Norden présenta ses collaborateurs, de la gauche vers la droite :

— Voici mon ingénieur, le lieutenant Hilton ; le docteur Mackay, notre navigateur. J’ajoute qu’il n’est que docteur en philosophie et non en médecine comme le docteur Scott que voici. Le lieutenant Bradley est officier en électronique et Jimmy Spencer, qui vous a accueilli dans le sas d’entrée, est notre surnuméraire. Il espère devenir capitaine à la longue.

Gibson considéra le petit groupe avec une certaine surprise. Ainsi, c’était là tout l’équipage, cinq hommes et un gamin ? Son expression devait avoir révélé sa pensée, car le capitaine se mit à rire.

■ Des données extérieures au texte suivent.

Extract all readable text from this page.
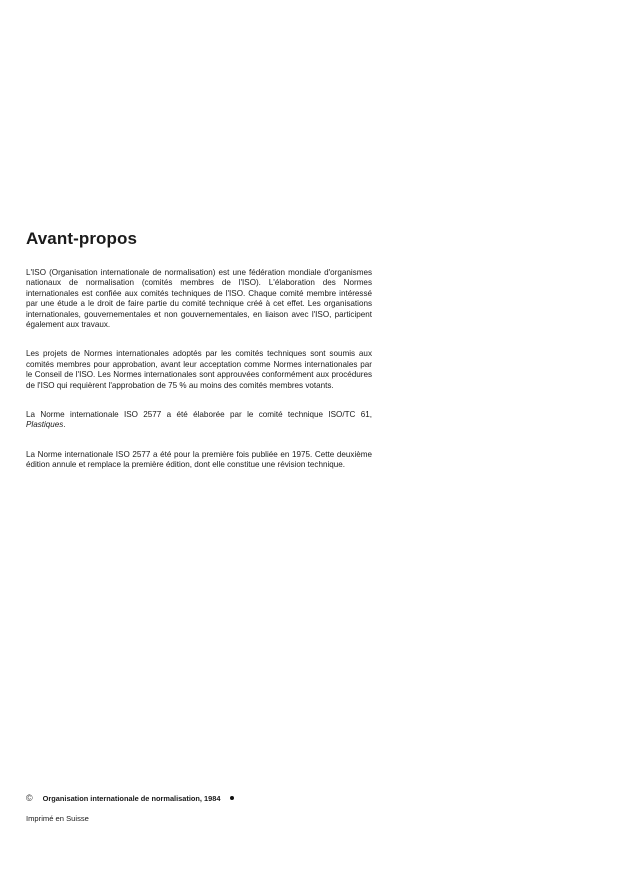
Avant-propos

L'ISO (Organisation internationale de normalisation) est une fédération mondiale d'organismes nationaux de normalisation (comités membres de l'ISO). L'élaboration des Normes internationales est confiée aux comités techniques de l'ISO. Chaque comité membre intéressé par une étude a le droit de faire partie du comité technique créé à cet effet. Les organisations internationales, gouvernementales et non gouvernementales, en liaison avec l'ISO, participent également aux travaux.

Les projets de Normes internationales adoptés par les comités techniques sont soumis aux comités membres pour approbation, avant leur acceptation comme Normes internationales par le Conseil de l'ISO. Les Normes internationales sont approuvées conformément aux procédures de l'ISO qui requièrent l'approbation de 75 % au moins des comités membres votants.

La Norme internationale ISO 2577 a été élaborée par le comité technique ISO/TC 61, Plastiques.

La Norme internationale ISO 2577 a été pour la première fois publiée en 1975. Cette deuxième édition annule et remplace la première édition, dont elle constitue une révision technique.

© Organisation internationale de normalisation, 1984
Imprimé en Suisse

— Nous ne sommes pas nombreux, n’est-ce pas ? Mais il faut vous dire que cet appareil est presque entièrement automatique, et qu’il n’arrive jamais rien dans l’Espace. Quand nous entreprendrons le service régulier des voyageurs, l’équipage sera porté à trente hommes. Pour ce voyage-ci, nous avons fait le poids en fret, de sorte qu’en réalité nous allons naviguer en tant que cargo rapide.

Gibson observait soigneusement les hommes qui seraient ses seuls compagnons durant les trois prochains mois. Sa première impression ( il se méfiait toujours des premières impressions mais avait soin de les noter ) ne fut faite que d’étonnement : ils étaient si ordinaires, dès qu’on retranchait des éléments superficiels tels que leur singulière position ou leur calvitie temporaire. On ne pouvait vraiment pas deviner qu’ils appartenaient à la profession la plus romantique du monde depuis que les derniers cow-boys avaient troqué leurs pur-sang contre des hélicoptères.